Se a esta hora tardia da minha vida olho para trás, para as décadas que percorri, vejo em primeiro lugar quantas razões tenho para agradecer. Antes de mais nada, dou graças ao próprio Deus, dispensador de todos as boas dávidas, que me concedeu a vida e me orientou através de vários momentos de confusão; reerguendo-me sempre, cada vez que começava a escorregar e doando-me sempre de novo a luz do seu rosto. Em retrospetiva, vejo e compreendo que até as fases obscuras e cansativas deste caminho foram para a minha salvação e que foi precisamente nelas que Ele me guiou bem.
Agradeço aos meus pais, que me deram a vida num momento difícil e que, à custa de grandes sacrifícios, com o seu amor, me prepararam um magnífico lar que, como uma luz clara, ilumina todos os meus dias até hoje. A fé lúcida do meu pai ensinou-nos, a nós filhos, a acreditar, e como sinal indicador foi sempre firme no meio de todas as minhas realizações científicas; a profunda devoção e a grande bondade da minha mãe representam uma herança pela qual nunca poderei agradecer-lhe o suficiente. A minha irmã assistiu-me durante décadas abnegadamente e com carinho; o meu irmão, com a lucidez dos seus juízos, a sua vigorosa determinação e serenidade de coração, sempre me preparou o caminho; sem este seu contínuo preceder-me e acompanhar-me, eu não teria conseguido encontrar o caminho certo.
Dou graças a Deus de coração pelos muitos amigos, homens e mulheres, que Ele sempre colocou ao meu lado; pelos colaboradores em todas as etapas do meu caminho; pelos mestres e alunos que Ele me concedeu. Confio todos eles com gratidão à sua bondade. E quero dar graças ao Senhor pela minha bela pátria nos pré-Alpes bávaros, onde sempre vi transparecer o esplendor do próprio Criador. Agradeço ao povo da minha pátria, porque nele experimentei sempre de novo a beleza da fé.
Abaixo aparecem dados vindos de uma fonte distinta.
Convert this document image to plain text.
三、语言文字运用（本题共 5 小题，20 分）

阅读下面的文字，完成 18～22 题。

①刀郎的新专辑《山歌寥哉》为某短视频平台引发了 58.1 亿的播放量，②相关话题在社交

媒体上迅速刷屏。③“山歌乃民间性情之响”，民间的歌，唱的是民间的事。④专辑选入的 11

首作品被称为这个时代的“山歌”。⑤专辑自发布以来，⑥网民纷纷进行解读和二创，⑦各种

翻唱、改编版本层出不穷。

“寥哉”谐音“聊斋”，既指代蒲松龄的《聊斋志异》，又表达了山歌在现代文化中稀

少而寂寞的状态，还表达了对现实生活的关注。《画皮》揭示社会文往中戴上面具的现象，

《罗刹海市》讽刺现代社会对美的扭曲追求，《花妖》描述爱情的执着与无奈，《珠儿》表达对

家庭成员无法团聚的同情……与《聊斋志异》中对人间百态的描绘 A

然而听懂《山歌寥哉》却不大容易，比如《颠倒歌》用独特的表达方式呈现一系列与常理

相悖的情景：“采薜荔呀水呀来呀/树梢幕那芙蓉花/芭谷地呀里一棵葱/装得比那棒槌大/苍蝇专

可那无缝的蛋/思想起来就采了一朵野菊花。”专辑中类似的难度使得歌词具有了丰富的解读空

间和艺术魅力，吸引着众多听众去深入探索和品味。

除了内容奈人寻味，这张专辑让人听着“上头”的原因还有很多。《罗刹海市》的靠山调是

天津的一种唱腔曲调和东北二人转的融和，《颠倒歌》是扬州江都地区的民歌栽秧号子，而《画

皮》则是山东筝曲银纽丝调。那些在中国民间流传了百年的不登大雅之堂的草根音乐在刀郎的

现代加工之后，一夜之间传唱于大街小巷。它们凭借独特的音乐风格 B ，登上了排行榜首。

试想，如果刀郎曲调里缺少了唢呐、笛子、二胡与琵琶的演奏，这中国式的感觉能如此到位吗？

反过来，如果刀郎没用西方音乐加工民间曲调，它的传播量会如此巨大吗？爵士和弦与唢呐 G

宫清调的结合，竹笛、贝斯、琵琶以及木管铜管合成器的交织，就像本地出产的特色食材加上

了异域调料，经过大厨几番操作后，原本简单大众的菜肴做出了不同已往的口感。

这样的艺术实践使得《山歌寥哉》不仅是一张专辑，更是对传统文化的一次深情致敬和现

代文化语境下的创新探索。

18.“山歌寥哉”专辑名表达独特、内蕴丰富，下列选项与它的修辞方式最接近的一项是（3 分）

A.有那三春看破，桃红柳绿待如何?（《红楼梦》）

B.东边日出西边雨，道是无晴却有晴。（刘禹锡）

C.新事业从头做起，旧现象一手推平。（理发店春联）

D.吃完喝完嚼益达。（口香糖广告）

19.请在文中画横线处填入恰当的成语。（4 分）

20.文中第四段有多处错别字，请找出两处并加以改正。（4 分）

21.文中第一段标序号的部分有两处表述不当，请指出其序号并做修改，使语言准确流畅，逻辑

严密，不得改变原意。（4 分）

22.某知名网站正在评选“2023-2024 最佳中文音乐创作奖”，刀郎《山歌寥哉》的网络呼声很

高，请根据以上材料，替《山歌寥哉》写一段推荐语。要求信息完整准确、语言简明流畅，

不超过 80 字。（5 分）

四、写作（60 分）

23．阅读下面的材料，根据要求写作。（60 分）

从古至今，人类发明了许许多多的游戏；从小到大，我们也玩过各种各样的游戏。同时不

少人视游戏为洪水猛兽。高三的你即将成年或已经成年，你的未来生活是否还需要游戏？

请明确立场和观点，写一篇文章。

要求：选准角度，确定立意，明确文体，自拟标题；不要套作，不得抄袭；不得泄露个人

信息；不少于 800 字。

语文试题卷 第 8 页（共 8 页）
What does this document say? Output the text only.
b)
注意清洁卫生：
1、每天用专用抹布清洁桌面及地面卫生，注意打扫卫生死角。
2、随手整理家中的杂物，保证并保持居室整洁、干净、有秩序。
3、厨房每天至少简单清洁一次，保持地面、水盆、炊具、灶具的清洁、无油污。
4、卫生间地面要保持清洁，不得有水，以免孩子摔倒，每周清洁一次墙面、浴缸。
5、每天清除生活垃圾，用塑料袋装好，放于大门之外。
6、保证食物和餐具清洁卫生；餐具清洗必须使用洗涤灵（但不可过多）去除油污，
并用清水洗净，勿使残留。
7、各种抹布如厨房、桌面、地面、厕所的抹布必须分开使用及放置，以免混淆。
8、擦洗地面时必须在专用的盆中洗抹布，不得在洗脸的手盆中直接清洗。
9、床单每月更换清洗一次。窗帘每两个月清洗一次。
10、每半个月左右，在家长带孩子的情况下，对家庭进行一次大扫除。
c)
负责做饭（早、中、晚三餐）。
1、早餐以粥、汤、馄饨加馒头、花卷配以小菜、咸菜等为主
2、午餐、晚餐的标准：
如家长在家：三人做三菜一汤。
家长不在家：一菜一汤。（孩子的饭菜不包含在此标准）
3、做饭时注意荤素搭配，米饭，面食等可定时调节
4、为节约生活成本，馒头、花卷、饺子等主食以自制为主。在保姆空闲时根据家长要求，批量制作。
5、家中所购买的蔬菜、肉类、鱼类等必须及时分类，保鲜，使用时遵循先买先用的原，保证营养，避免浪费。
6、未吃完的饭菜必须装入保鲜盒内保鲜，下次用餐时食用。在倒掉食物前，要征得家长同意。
Rezo a fim de que a nossa terra permaneça uma terra de fé e peço-vos, amados compatriotas: não vos deixeis desviar da fé. E por fim, dou graças a Deus por toda a beleza que pude experimentar em cada uma das etapas do meu caminho, mas especialmente em Roma e na Itália, que se tornou a minha segunda pátria.
A todos aqueles aos quais de algum modo fiz uma afronta, de coração peço perdão.
Aquilo que eu disse antes aos meus compatriotas, digo-o agora a todos aqueles que, na Igreja, foram confiados ao meu serviço: permanecei firmes na fé! Não vos deixeis confundir! Muitas vezes parece que a ciência — por um lado, as ciências naturais, e por outro a investigação histórica (em particular a exegese da Sagrada Escritura) — é capaz de oferecer resultados irrefutáveis, em oposição à fé católica. Vivi as transformações das ciências naturais desde há muito tempo, e pude constatar que, ao contrário, as certezas aparentes contra a fé desapareceram, demonstrando que não eram ciência, mas interpretações filosóficas só aparentemente imputáveis à ciência; assim como, de resto, é no diálogo com as ciências naturais que também a fé aprendeu a compreender melhor o limite do alcance das suas afirmações e, portanto, a sua especificidade. Há já sessenta anos que acompanho o caminho da Teologia, em particular das Ciências bíblicas, e com a sucessão das várias gerações vi desabar teses que pareciam inabaláveis, demonstrando que eram simples hipóteses: a geração liberal (Harnack, Jülicher, etc.), a geração existencialista (Bultmann, etc.), a geração marxista. Vi e vejo que do emaranhado de hipóteses surgiu e sobressai novamente a sensatez da fé. Jesus Cristo é verdadeiramente o caminho, a verdade e a vida — e a Igreja, com todas as suas insuficiências, é verdadeiramente o seu corpo.
Concluindo, peço humildemente: orai por mim, de tal modo que o Senhor, apesar de todos os meus pecados e insuficiências, me receba nas moradas eternas. A todos aqueles que me são confiados, dia após dia dirijo de coração a minha prece.